In Iran ci sarà un ballottaggio tra un riformista e un ultraconservatore
Al primo turno delle presidenziali nessun candidato ha superato il 50 per cento, e si voterà di nuovo venerdì per scegliere tra Massoud Pezeshkian e Saeed Jalili: l'affluenza è stata bassissima
Alle elezioni presidenziali in Iran si andrà al ballottaggio, dopo che nessuno dei candidati ha ottenuto più del 50 per cento dei voti necessari per vincere al primo turno. I due candidati più votati sono stati Saeed Jalili, un ultraconservatore, e Massoud Pezeshkian, un riformista che sostiene il ripristino dei rapporti con l’Occidente e una parziale liberalizzazione del regime, sempre tuttavia nell’ambito di una fedeltà assoluta alla Guida Suprema Ali Khamenei, la principale figura religiosa e politica del paese. Ciascuno dei due ha preso circa il 40 per cento dei voti.
Le elezioni in Iran erano state indette dopo la morte del presidente ultraconservatore Ebrahim Raisi in un incidente in elicottero a metà maggio. Il ballottaggio si terrà venerdì 5 luglio, e sarà complicato per il riformista Pezeshkian ottenere la presidenza perché è probabile che il campo conservatore, che si era presentato diviso al primo turno, ora si coalizzerà dietro a Jalili.

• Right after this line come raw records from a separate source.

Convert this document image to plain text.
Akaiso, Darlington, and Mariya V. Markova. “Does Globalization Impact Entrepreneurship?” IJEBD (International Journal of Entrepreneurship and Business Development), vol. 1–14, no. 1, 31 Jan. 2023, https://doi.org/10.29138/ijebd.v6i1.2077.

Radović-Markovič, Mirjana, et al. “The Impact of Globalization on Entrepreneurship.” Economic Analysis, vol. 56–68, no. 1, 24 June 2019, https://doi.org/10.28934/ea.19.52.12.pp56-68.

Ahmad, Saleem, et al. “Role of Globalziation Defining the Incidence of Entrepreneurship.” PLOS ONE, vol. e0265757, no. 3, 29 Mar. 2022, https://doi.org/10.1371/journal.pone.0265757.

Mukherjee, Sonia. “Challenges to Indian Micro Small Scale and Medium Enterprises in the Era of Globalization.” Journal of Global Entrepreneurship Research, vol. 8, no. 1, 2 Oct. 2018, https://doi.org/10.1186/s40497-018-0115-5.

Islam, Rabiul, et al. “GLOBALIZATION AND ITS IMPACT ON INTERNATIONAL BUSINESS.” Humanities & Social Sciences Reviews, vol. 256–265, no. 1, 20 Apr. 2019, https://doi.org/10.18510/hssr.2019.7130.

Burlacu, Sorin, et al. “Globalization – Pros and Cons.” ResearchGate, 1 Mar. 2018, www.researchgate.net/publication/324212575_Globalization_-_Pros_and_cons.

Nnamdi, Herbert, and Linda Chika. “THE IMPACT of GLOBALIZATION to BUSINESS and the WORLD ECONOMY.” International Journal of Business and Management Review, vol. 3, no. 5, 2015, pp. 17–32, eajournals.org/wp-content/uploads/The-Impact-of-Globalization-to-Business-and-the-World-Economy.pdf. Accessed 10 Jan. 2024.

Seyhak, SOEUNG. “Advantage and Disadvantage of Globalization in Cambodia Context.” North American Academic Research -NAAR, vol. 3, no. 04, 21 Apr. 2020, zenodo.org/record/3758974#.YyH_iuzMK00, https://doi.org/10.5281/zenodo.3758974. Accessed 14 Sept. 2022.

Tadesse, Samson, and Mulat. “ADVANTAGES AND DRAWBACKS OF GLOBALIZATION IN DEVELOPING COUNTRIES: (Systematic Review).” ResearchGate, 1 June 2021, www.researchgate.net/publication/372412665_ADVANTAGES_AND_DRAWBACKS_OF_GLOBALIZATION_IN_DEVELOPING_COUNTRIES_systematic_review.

Massoud Pezeshkian è un cardiochirurgo ed ex ministro della Salute che, pur rimanendo fedele ai princìpi fondamentali della Repubblica islamica dell’Iran, sostiene alcune riforme di parziale liberalizzazione del regime iraniano. Pezeshkian sostiene per esempio che l’Iran debba lavorare per migliorare le sue relazioni con l’Occidente, inclusi gli Stati Uniti, ed è favorevole a un’apertura del paese agli investimenti stranieri per migliorare la situazione economica.
Pezeshkian non vuole abrogare l’obbligo di indossare negli spazi pubblici l’hijab, il velo utilizzato dalle donne musulmane per coprire la testa e il collo, ma ne ha criticato l’applicazione. La legge iraniana sull’obbligo per le donne di indossare il velo è diventata uno dei grandi temi della campagna elettorale in seguito alle grandi manifestazioni avvenute in Iran nel 2022 dopo la morte di Mahsa Amini, una donna morta in custodia dopo che era stata arrestata dalla polizia religiosa perché non indossava il velo correttamente.
Pezeshkian sostiene che la legge debba rimanere in vigore, ma che la sua applicazione, messa in atto dalla polizia religiosa, non dovrebbe essere coercitiva o violenta. Sulla questione ha detto «non si può attuare un pensiero con la forza. […] Questo metodo non andrà da nessuna parte e non dobbiamo odiarci a vicenda. Per quanto possibile, fermerò le pattuglie di controllo».
Saeed Jalili è invece uno dei candidati più radicali di queste elezioni: ex segretario del consiglio di Sicurezza nazionale, rappresenta le opinioni più estreme e isolazioniste dello spettro politico iraniano. Pur essendo stato uno dei negoziatori durante i tentativi di creare un accordo sul nucleare tra Iran e Occidente, è contrario a migliorare i rapporti con l’Occidente, e anzi ritiene che l’Iran debba strutturare la sua economia per essere completamente autarchica e indipendente.
La sua campagna ha puntato soprattutto sulle zone più rurali dell’Iran, dove il suo messaggio ultraconservatore ha più presa. Sulla questione del velo è tra i candidati più intransigenti. Tra le altre cose, Jalili è chiamato in Iran il “martire vivente”, perché perse una gamba combattendo nella guerra contro l’Iraq degli anni Ottanta.
Al primo turno delle elezioni hanno partecipato quattro candidati (quelli ammessi erano inizialmente sei, ma due si sono ritirati): il riformista Pezeshkian e tre conservatori, tra cui appunto Jalili. Questo ha fatto sì che il voto conservatore si sia diviso tra tre candidati, e il rischio è che al secondo turno si ricompatti, favorendo Jalili.
Al tempo stesso, l’affluenza è stata molto bassa, il 40,6 per cento: è il dato più basso della storia elettorale del paese. Questa affluenza così bassa è in linea con i risultati elettorali degli ultimi anni, ed è attribuita dagli analisti alla disaffezione dell’elettorato progressista. Anche per questo, ora che c’è un riformatore al ballottaggio, non è da escludere una mobilitazione maggiore dell’elettorato progressista al secondo turno.